1. A maioria das mulheres em situação de violência doméstica e sexual pertence a famílias com as mesmas características sócio-econômicas e culturais da população que vive na região: são pobres (o nível de renda das famílias apresentou uma pequena porém significativa elevação entre 2003 e 2005), têm baixo nível de escolaridade, são dependentes economicamente e amargam desemprego ou sobrevivem de empregos precários ou do trabalho autônomo (mesma condição da maioria dos companheiros), se localizam na faixa entre 26 e 55 anos de idade, têm entre 1 e 4 filhos, têm religião (66,42% se declararam católicas e 27,78% evangélicas) e as famílias convivem com álcool ou algum outro tipo de droga. Os agressores em aproximadamente 60% dos casos são os próprios maridos ou companheiros, sendo significativas as agressões emocionais (31,62%), físicas (21,63%) e por abandono material (9,24%); 11,03% denunciaram que vinham sofrendo ameaça de morte. Uma prova da gravidade das situações denunciadas é que em 21,90% dos casos haviam sido lavrados boletins de ocorrências policiais e em 6,03% já havia processos judiciais em andamento.
2. Estamos aperfeiçoando os mecanismos de registro dos atendimentos prestados, porque eles poderão ser muito úteis tanto para a melhoria da qualidade do trabalho como para poder dialogar com os atuais e futuros parceiros, com o objetivo de atuar na prevenção (não há nada na região voltado para os agressores, por exemplo) e para ampliar e dar mais agilidade e qualidade no atendimento.

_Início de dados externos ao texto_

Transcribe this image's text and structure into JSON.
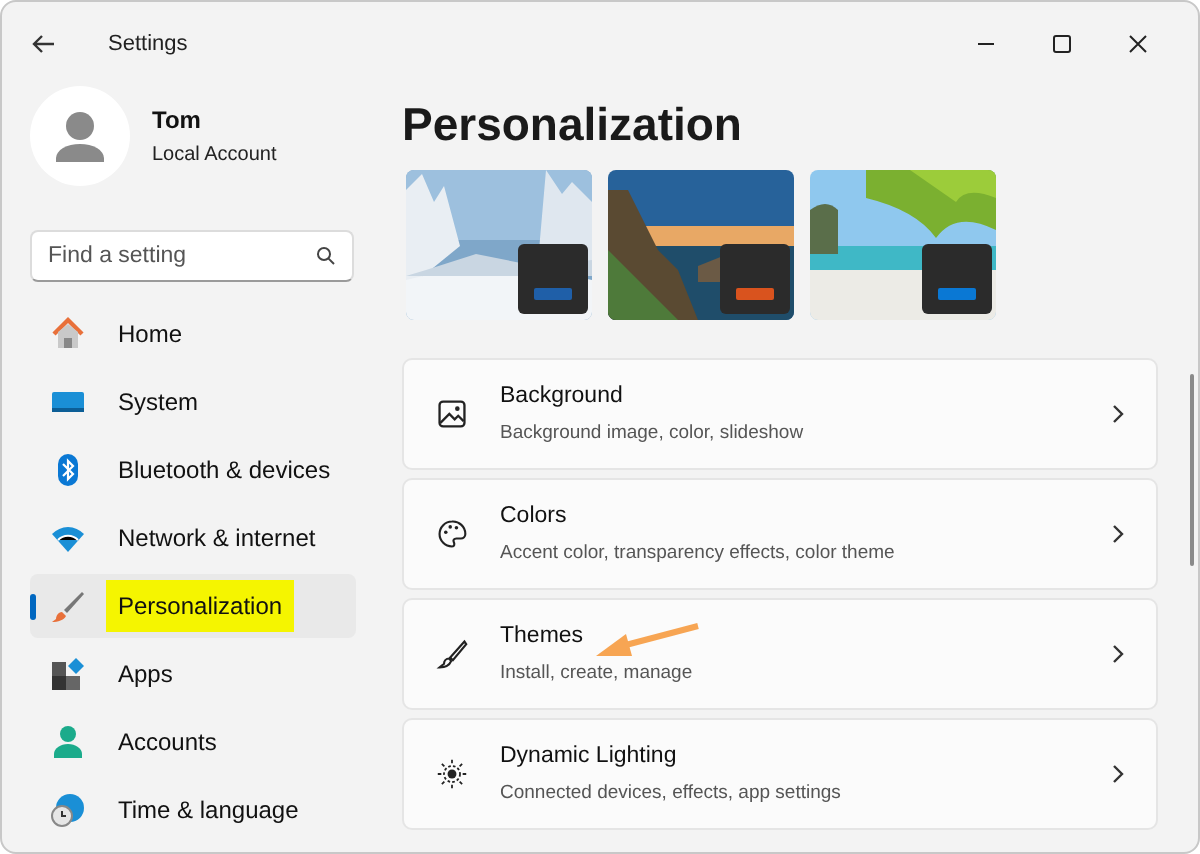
{
  "window": {
    "title": "Settings"
  },
  "account": {
    "name": "Tom",
    "type": "Local Account"
  },
  "search": {
    "placeholder": "Find a setting"
  },
  "sidebar": {
    "items": [
      {
        "label": "Home",
        "kind": "home",
        "selected": false,
        "highlighted": false
      },
      {
        "label": "System",
        "kind": "system",
        "selected": false,
        "highlighted": false
      },
      {
        "label": "Bluetooth & devices",
        "kind": "bluetooth",
        "selected": false,
        "highlighted": false
      },
      {
        "label": "Network & internet",
        "kind": "network",
        "selected": false,
        "highlighted": false
      },
      {
        "label": "Personalization",
        "kind": "personalization",
        "selected": true,
        "highlighted": true
      },
      {
        "label": "Apps",
        "kind": "apps",
        "selected": false,
        "highlighted": false
      },
      {
        "label": "Accounts",
        "kind": "accounts",
        "selected": false,
        "highlighted": false
      },
      {
        "label": "Time & language",
        "kind": "time",
        "selected": false,
        "highlighted": false
      }
    ]
  },
  "page": {
    "title": "Personalization",
    "cards": [
      {
        "kind": "background",
        "title": "Background",
        "description": "Background image, color, slideshow"
      },
      {
        "kind": "colors",
        "title": "Colors",
        "description": "Accent color, transparency effects, color theme"
      },
      {
        "kind": "themes",
        "title": "Themes",
        "description": "Install, create, manage"
      },
      {
        "kind": "lighting",
        "title": "Dynamic Lighting",
        "description": "Connected devices, effects, app settings"
      }
    ]
  }
}
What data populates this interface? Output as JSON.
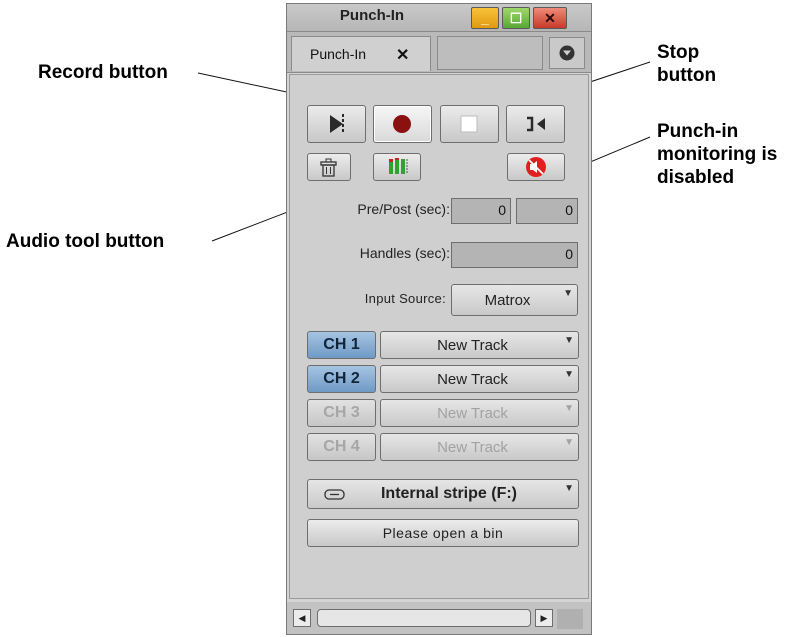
{
  "window": {
    "title": "Punch-In",
    "minimize_glyph": "_",
    "maximize_glyph": "☐",
    "close_glyph": "✕"
  },
  "tab": {
    "label": "Punch-In",
    "close_glyph": "✕",
    "menu_icon": "chevron-down-circle-icon"
  },
  "transport": {
    "play_icon": "play-to-mark-icon",
    "record_icon": "record-icon",
    "stop_icon": "stop-icon",
    "jump_icon": "jump-to-mark-icon"
  },
  "tools": {
    "trash_icon": "trash-icon",
    "audio_tool_icon": "audio-meter-icon",
    "monitoring_icon": "speaker-muted-icon"
  },
  "fields": {
    "prepost_label": "Pre/Post (sec):",
    "pre_value": "0",
    "post_value": "0",
    "handles_label": "Handles (sec):",
    "handles_value": "0",
    "input_source_label": "Input Source:",
    "input_source_value": "Matrox"
  },
  "channels": [
    {
      "label": "CH 1",
      "track": "New Track",
      "enabled": true
    },
    {
      "label": "CH 2",
      "track": "New Track",
      "enabled": true
    },
    {
      "label": "CH 3",
      "track": "New Track",
      "enabled": false
    },
    {
      "label": "CH 4",
      "track": "New Track",
      "enabled": false
    }
  ],
  "timecode_source": {
    "icon": "tape-icon",
    "value": "Internal stripe (F:)"
  },
  "bin_button": "Please open a bin",
  "scrollbar": {
    "left_glyph": "◀",
    "right_glyph": "▶"
  },
  "callouts": {
    "record": "Record button",
    "stop": "Stop\nbutton",
    "monitoring": "Punch-in\nmonitoring is\ndisabled",
    "audio_tool": "Audio tool button"
  },
  "colors": {
    "record_red": "#8b1010",
    "monitor_red": "#e02020",
    "channel_active": "#7ba2cc",
    "meter_green": "#2fa22f",
    "meter_red": "#c02626"
  }
}
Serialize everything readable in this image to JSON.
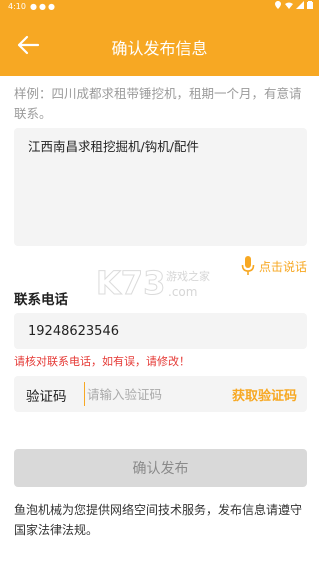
{
  "statusbar": {
    "time": "4:10",
    "dots": "●●●"
  },
  "appbar": {
    "title": "确认发布信息"
  },
  "form": {
    "hint": "样例：四川成都求租带锤挖机，租期一个月，有意请联系。",
    "content": "江西南昌求租挖掘机/钩机/配件",
    "voice_label": "点击说话",
    "contact_label": "联系电话",
    "phone": "19248623546",
    "warning": "请核对联系电话，如有误，请修改！",
    "code_label": "验证码",
    "code_placeholder": "请输入验证码",
    "get_code": "获取验证码",
    "submit": "确认发布",
    "footer": "鱼泡机械为您提供网络空间技术服务，发布信息请遵守国家法律法规。"
  },
  "watermark": {
    "text": "K73",
    "sub": "游戏之家",
    "domain": ".com"
  },
  "colors": {
    "accent": "#f7a823",
    "warning": "#e53935",
    "disabled": "#d9d9d9"
  }
}
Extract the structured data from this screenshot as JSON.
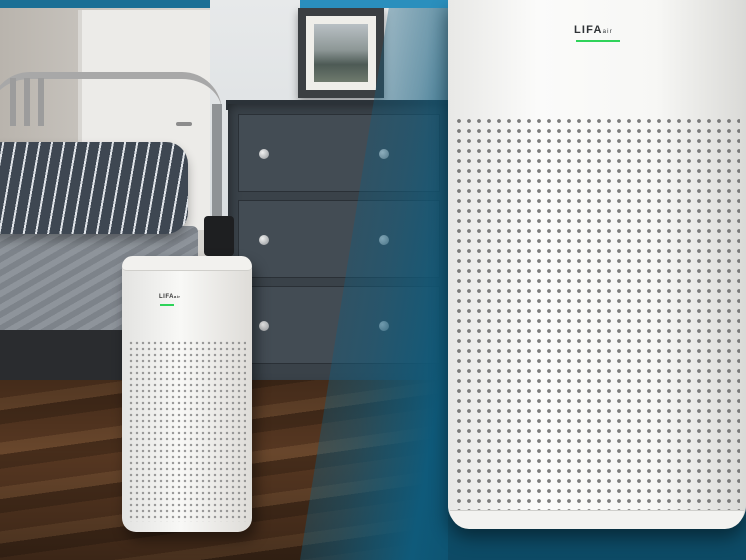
{
  "image": {
    "scene": "bedroom",
    "subject": "air-purifier"
  },
  "small_purifier": {
    "logo_text": "LIFA",
    "logo_suffix": "air",
    "indicator_color": "#2fd35a"
  },
  "big_purifier": {
    "logo_text": "LIFA",
    "logo_suffix": "air",
    "indicator_color": "#2fd35a"
  },
  "colors": {
    "accent_teal": "#0f5a7a",
    "top_bar": "#1b6f95"
  }
}
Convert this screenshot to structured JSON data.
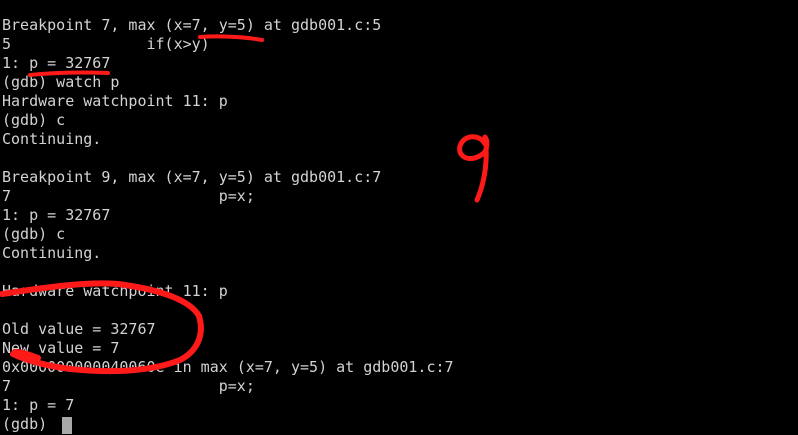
{
  "terminal": {
    "lines": [
      "Breakpoint 7, max (x=7, y=5) at gdb001.c:5",
      "5               if(x>y)",
      "1: p = 32767",
      "(gdb) watch p",
      "Hardware watchpoint 11: p",
      "(gdb) c",
      "Continuing.",
      "",
      "Breakpoint 9, max (x=7, y=5) at gdb001.c:7",
      "7                       p=x;",
      "1: p = 32767",
      "(gdb) c",
      "Continuing.",
      "",
      "Hardware watchpoint 11: p",
      "",
      "Old value = 32767",
      "New value = 7",
      "0x000000000040060e in max (x=7, y=5) at gdb001.c:7",
      "7                       p=x;",
      "1: p = 7",
      "(gdb) "
    ]
  },
  "annotation": {
    "handwritten_number": "9",
    "ink_color": "#ff1a1a"
  },
  "colors": {
    "background": "#000000",
    "text": "#d3d3d3",
    "cursor": "#a8a8a8"
  }
}
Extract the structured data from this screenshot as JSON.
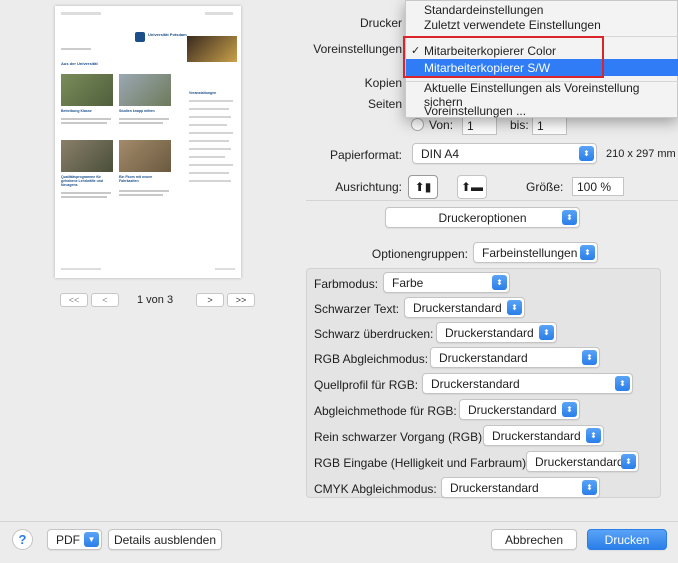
{
  "window": {
    "print_label": "Drucker"
  },
  "menu": {
    "items": [
      {
        "label": "Standardeinstellungen"
      },
      {
        "label": "Zuletzt verwendete Einstellungen"
      },
      {
        "label": "Mitarbeiterkopierer Color",
        "checked": true
      },
      {
        "label": "Mitarbeiterkopierer S/W",
        "selected": true
      },
      {
        "label": "Aktuelle Einstellungen als Voreinstellung sichern"
      },
      {
        "label": "Voreinstellungen ..."
      }
    ],
    "check_glyph": "✓"
  },
  "labels": {
    "printer": "Drucker",
    "presets": "Voreinstellungen",
    "copies": "Kopien",
    "pages": "Seiten",
    "from": "Von:",
    "to": "bis:",
    "paper": "Papierformat:",
    "orientation": "Ausrichtung:",
    "scale": "Größe:"
  },
  "values": {
    "from": "1",
    "to": "1",
    "paper": "DIN A4",
    "paper_size": "210 x 297 mm",
    "scale": "100 %"
  },
  "section_popup": "Druckeroptionen",
  "option_groups": {
    "label": "Optionengruppen:",
    "value": "Farbeinstellungen"
  },
  "settings": [
    {
      "label": "Farbmodus:",
      "value": "Farbe"
    },
    {
      "label": "Schwarzer Text:",
      "value": "Druckerstandard"
    },
    {
      "label": "Schwarz überdrucken:",
      "value": "Druckerstandard"
    },
    {
      "label": "RGB Abgleichmodus:",
      "value": "Druckerstandard"
    },
    {
      "label": "Quellprofil für RGB:",
      "value": "Druckerstandard"
    },
    {
      "label": "Abgleichmethode für RGB:",
      "value": "Druckerstandard"
    },
    {
      "label": "Rein schwarzer Vorgang (RGB):",
      "value": "Druckerstandard"
    },
    {
      "label": "RGB Eingabe (Helligkeit und Farbraum):",
      "value": "Druckerstandard"
    },
    {
      "label": "CMYK Abgleichmodus:",
      "value": "Druckerstandard"
    }
  ],
  "preview": {
    "page_counter": "1 von 3",
    "nav_first": "<<",
    "nav_prev": "<",
    "nav_next": ">",
    "nav_last": ">>",
    "logo": "Universität Potsdam",
    "heading": "Aus der Universität",
    "captions": [
      "Betreibung Klasse",
      "Studien knapp mitten",
      "Qualitätsprogramme für gehobene Lehrkräfte und Neuzgens",
      "Ein Fkom mit neuen Fahrkasiten"
    ],
    "sidebar_title": "Veranstaltungen"
  },
  "footer": {
    "help": "?",
    "pdf": "PDF",
    "details": "Details ausblenden",
    "cancel": "Abbrechen",
    "print": "Drucken"
  },
  "colors": {
    "accent": "#2f7cf6",
    "highlight_box": "#d9252a"
  }
}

3. Ficou absolutamente claro que, apesar da Casa Sofia ser a única referência regional para atender os casos que são da sua alçada, o seu alcance ainda é muito local (ao longo dos três anos estudados mais de 50% das mulheres atendidas foram e continuam sendo moradoras do Jardim Ângela) o que deixa claro que há muitas mulheres sem atendimento (demanda reprimida) nos demais bairros e sub-regiões. Este problema também vem sendo debatido com os parceiros e com as autoridades municipais.
4. Por fim, uma boa notícia: apesar de todos os problemas e da ainda forte presença da violência – a mesma que tem estado presente na periferia das cidades da Grande São Paulo – o Jardim Ângela hoje se encontra muito longe da situação constatada pela ONU em 1998.